Pareggio a reti bianche fra Castelbuono e Sancataldese

[MADONIEPRESS – Rosario Cusimano] Poche emozioni al Failla. Proteste per un rigore negato

Pol. Castelbuono-Sancataldese: 0-0

Castelbuono: Fagone, Megna, Inserauto, Alosi (67’ Salerno), Bertolino, Parisi, Raia, Morello, Calabrese (67’ Città), Guastella, Venuti. All. Ricca. A disposizione: Cicero, Arena, Sorrentino, Di Salvo, Lanza.

Sancataldese:Dolenti, Errera, Di Marco.Y, Di Marco.S, Di Marco.D, Martorana, Bruno, Maniscalco, Lo Grasso (46’ Palazzolo), Lunetto (67’ Pitasi e dal 74’ Alù), Bello.
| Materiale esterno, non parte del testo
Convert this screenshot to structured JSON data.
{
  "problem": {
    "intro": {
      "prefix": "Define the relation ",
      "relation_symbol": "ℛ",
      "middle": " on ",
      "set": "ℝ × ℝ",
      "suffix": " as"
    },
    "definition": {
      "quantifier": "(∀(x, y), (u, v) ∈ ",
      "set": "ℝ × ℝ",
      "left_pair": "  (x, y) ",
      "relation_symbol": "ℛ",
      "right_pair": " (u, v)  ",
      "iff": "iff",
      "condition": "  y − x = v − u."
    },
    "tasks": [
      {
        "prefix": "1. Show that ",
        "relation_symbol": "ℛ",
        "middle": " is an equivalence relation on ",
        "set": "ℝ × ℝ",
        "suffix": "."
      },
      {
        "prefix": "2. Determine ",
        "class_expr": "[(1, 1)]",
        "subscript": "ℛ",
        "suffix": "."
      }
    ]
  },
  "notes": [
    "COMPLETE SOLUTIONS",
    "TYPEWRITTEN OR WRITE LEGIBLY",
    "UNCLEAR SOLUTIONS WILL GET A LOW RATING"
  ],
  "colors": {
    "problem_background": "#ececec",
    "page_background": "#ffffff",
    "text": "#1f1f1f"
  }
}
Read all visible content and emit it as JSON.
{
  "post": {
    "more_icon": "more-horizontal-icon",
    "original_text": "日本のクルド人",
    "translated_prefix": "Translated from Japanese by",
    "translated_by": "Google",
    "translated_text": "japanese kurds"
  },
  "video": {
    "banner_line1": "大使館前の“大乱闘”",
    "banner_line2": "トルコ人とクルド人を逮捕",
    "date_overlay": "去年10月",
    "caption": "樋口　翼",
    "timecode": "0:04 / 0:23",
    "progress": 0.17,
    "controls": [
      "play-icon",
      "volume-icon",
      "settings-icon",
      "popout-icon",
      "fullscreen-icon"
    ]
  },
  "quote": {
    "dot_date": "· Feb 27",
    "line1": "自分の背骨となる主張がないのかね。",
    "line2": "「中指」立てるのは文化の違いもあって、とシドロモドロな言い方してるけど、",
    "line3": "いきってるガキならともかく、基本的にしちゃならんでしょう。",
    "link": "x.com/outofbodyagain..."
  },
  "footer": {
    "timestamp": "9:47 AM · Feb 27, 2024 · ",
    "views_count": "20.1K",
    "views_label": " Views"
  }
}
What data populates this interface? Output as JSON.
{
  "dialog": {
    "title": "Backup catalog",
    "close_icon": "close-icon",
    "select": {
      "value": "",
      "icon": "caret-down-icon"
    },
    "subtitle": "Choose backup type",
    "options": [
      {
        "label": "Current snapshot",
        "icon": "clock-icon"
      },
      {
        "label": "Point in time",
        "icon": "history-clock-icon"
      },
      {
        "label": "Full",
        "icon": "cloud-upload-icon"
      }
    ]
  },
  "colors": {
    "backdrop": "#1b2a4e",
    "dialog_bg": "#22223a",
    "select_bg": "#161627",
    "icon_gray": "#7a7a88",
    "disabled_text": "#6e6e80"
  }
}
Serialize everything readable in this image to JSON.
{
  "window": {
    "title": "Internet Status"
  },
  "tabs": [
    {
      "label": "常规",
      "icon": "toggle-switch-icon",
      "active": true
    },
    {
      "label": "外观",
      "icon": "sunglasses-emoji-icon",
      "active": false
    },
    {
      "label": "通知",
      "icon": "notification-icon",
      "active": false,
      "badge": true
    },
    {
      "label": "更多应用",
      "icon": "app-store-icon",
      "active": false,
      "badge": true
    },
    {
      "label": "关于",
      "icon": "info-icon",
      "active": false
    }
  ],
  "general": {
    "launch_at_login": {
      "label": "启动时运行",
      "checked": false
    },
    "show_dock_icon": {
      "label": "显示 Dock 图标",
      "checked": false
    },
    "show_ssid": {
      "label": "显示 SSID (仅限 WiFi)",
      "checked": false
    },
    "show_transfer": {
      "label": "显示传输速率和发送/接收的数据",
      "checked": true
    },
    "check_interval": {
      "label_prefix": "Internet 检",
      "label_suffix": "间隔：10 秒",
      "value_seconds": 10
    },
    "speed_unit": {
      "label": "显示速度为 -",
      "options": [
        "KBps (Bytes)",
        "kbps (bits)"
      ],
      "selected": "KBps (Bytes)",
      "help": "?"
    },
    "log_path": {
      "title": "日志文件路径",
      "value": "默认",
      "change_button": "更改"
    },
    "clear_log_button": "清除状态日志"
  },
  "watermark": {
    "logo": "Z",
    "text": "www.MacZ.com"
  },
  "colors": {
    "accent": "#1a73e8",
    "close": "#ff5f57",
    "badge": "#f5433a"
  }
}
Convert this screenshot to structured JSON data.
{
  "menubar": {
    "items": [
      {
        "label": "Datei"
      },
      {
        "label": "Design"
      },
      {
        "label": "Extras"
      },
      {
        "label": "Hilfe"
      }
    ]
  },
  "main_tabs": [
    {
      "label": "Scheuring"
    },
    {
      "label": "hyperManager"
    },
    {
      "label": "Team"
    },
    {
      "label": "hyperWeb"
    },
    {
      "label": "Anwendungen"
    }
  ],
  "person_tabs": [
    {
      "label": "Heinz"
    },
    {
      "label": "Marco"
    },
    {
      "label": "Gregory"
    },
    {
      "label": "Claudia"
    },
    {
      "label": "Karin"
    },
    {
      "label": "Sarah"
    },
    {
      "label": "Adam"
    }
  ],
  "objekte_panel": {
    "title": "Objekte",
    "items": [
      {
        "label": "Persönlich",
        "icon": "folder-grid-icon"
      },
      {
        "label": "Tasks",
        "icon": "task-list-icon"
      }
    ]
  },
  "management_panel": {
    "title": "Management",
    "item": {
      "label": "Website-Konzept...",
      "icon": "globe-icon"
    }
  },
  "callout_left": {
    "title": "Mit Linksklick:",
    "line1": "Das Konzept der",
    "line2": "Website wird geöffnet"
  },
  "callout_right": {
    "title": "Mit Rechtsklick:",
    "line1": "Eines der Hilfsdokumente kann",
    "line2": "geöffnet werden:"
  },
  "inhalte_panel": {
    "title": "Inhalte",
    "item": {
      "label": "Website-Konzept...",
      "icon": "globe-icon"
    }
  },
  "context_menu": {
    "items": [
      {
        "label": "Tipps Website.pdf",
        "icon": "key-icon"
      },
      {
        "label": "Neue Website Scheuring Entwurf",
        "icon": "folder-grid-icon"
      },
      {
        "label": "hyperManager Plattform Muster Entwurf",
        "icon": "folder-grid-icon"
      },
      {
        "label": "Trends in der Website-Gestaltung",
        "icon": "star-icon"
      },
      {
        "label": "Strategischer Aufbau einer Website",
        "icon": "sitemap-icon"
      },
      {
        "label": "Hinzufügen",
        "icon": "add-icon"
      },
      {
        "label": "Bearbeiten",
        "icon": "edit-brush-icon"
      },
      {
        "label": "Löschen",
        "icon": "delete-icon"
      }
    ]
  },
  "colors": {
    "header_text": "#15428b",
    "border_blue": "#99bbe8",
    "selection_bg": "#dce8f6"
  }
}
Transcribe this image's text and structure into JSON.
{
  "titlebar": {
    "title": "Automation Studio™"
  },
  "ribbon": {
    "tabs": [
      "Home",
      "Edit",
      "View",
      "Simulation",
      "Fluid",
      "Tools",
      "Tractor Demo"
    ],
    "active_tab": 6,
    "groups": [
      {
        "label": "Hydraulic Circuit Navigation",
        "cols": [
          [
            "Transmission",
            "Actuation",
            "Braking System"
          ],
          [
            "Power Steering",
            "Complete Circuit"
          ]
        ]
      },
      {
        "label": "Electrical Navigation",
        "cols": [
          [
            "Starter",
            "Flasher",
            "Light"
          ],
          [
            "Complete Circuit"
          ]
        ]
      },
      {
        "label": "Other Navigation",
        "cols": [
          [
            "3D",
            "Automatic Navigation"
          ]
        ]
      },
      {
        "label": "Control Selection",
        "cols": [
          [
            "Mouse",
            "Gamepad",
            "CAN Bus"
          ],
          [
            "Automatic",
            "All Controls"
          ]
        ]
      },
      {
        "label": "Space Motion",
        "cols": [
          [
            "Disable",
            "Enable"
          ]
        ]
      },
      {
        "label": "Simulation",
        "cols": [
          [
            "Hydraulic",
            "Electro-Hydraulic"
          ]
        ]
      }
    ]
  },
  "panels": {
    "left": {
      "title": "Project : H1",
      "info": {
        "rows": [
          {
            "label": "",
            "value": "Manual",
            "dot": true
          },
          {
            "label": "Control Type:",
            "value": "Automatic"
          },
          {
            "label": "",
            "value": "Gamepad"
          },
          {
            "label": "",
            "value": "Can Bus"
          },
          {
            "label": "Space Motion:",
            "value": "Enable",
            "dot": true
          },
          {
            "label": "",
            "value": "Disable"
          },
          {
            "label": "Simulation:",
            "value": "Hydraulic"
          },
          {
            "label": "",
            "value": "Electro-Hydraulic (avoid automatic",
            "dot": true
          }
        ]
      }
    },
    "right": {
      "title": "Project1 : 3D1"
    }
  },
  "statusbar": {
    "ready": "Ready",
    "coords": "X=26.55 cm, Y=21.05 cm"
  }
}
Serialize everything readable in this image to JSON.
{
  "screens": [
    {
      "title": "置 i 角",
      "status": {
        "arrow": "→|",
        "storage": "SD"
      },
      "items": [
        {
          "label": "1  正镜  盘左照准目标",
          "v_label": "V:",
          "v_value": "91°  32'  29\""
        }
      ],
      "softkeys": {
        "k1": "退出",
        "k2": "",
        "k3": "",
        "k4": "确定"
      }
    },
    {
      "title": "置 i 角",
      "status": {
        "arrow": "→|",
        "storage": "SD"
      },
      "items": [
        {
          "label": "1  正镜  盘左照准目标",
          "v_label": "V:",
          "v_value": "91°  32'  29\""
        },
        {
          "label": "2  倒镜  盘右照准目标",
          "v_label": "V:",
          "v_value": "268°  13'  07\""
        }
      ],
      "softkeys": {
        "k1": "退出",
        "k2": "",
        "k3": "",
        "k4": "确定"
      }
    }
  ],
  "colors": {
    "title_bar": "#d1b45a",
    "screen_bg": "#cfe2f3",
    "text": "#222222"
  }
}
All. Marcenò. A disposizione: Lo Monaco, Di Pasquale, Barba, D’Anna.

Arbitro: Salvatore Morabito di Taurianova

Note:ammoniti: Morello, Di Marco.Y, Pitas.

Pareggio a reti bianche nella settima di campionato tra la Polisportiva Castelbuono e la Sancataldese, che si presentava al “Luigi Failla” da seconda della classe. Un punto da non buttare via dunque per i padroni di casa che consente ai madoniti di difendere la propria imbattibilità casalinga in campionato e rialzare, seppur in parte, la testa dopo la discussa sconfitta di Alcamo di una settimana fa. Gara piuttosto avara di emozioni e pareggio tutto sommato giusto tra due squadre che si sono equivalse. Nella prima frazione regna il tatticismo e le azioni degne di nota scarseggiano. Da segnalare al 10’ un episodio dubbio in area nissena. La Polisportiva Castelbuono reclama un calcio di rigore per un fallo ai danni di capitan Guastella ma il direttore di gara lascia correre. Sul finire del tempo gli ospiti pian piano escono fuori dal guscio, soprattutto grazie ad un paio di palle inattive che però non impensieriscono più di tanto Fagone. Si va dunque al riposo dopo i primi 45 minuti non esattamente spettacolari e con le reti inviolate. La ripresa si apre con una ghiotta occasione da gol per i padroni di casa che capita sui piedi di Calabrese, la cui conclusione a rete sfiora il palo e termina sul fondo. Mister Ricca prova allora il tutto per tutto con il contemporaneo inserimento di Città e Salerno per Calabrese e Alosi e con il conseguente passaggio dall’iniziale 4-3-3 ad un più spregiudicato 4-2-3-1. È chiaro l’intento di alzare ulteriormente il baricentro della propria squadra e aggiungere peso e fantasia al reparto avanzato. Al 77’ la palla gol più nitida di tutto l’incontro. Spunto sulla sinistra di Venuti e traversone liftato al centro dell’area per Città che ci prova in rovesciata. La sua conclusione imprecisa si trasforma in un assist involontario per l’accorrente Megna che però, da ottima posizione, colpisce di esterno e si divora il più facile dei gol. All’81’ ultimo sussulto dei padroni di casa. Fendente in area di Salerno e deviazione della difesa nissena. Il pallone arriva nella zona di Città che in spaccata riesce a deviarlo verso la porta ospite e a sfiorare la rete da tre punti.